No. We know, love, and honor our godly fathers, so we defend them against the mob’s attacks. We remember all the mob attacks on Moses, whom Scripture declares “the most humble man on the face of the earth.” We remember Aaron and Miriam’s denunciation of Moses.1
Under the rule of law (as opposed to Saul Alinsky, BLM, CRT, and Cornel West’s rule of mob), the prosecutor must be careful to disclose information contrary to the charges against the accused. In its Justice Manual, the U.S. Department of Justice explains this requirement:
A prosecutor must disclose information that either casts a substantial doubt upon the accuracy of any evidence—including but not limited to witness testimony—the prosecutor intends to rely on to prove an element of any crime charged, or might have a significant bearing on the admissibility of prosecution evidence. This information must be disclosed regardless of whether it is likely to make the difference between conviction and acquittal of the defendant for a charged crime.
President Ryken and the Wheaton Trustees delegated the prosecutorial task to their Task Force of fifteen members and three research assistants, for a total of eighteen. Of those eighteen, ten are paid employees working at Wheaton and directly under Phil Ryken’s authority. Of the remaining eight, three are students at Wheaton and directly under Phil Ryken’s authority. These three are also under the authority of the five faculty members serving next to them on the Task Force.
President Ryken and the Wheaton Trustees are the jury. They have received 122 pages of evidence they paid employees to assemble. Based on that evidence, the president and trustees of Wheaton College have publicly pronounced their verdict. They have declared former Wheaton College President J. Oliver Buswell, Jr., guilty of segregationist racism.
With this pronouncement of their verdict, they have also pronounced their sentence: Posthumously, President Buswell is sentenced to public shaming as well as the removal of his name from the campus library and signage.

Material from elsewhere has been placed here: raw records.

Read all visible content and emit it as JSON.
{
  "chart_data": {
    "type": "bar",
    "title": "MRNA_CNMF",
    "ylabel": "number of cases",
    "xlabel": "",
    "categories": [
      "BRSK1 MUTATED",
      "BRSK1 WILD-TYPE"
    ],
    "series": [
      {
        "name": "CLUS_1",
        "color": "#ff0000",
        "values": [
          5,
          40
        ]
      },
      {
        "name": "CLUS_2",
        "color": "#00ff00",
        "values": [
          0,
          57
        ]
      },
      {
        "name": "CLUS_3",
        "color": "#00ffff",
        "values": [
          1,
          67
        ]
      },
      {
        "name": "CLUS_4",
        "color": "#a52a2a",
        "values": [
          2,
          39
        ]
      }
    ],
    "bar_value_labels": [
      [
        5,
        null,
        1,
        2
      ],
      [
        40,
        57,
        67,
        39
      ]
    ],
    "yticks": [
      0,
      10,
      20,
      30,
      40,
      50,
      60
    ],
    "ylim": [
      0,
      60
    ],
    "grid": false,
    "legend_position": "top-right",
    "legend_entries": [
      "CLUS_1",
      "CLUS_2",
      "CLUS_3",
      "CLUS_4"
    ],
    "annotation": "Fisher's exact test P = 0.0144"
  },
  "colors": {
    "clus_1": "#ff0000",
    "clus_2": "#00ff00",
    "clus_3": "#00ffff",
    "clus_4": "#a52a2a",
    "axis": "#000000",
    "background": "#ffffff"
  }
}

After days searching for evidence in favor of President Buswell’s character and convictions concerning race, our next article will bring forward one distinct category, Dr. Buswell’s sons. This line of evidence was excluded from the Task Force Report. There is no mention of the testimony of President Buswell’s biological and spiritual sons to their father’s innocence of their charge of racism. There are a couple quotes from Buswell the Son indicating his own opposition to segregation and racism, but no detailed engagement with his work opposing racism and its bearing on his father’s racial convictions and commitments.
So then, we will start with President J. Oliver Buswell’s biological son, James Oliver Buswell, III, who served as a professor of anthropology at Wheaton College for a few years beginning in the late fifties—fifteen years after his father’s tenure as Wheaton’s president. We will disclose significant portions of Buswell the Son’s writings against racism, demonstrating how the Task Force failed to disclose that, if they were correct and Buswell the Father was a segregationist racist, his son James Oliver Buswell, III, bore not the slightest resemblance to his father.
It is one sign of the untrusworthiness of the Task Force’s Report that they did not state this fact.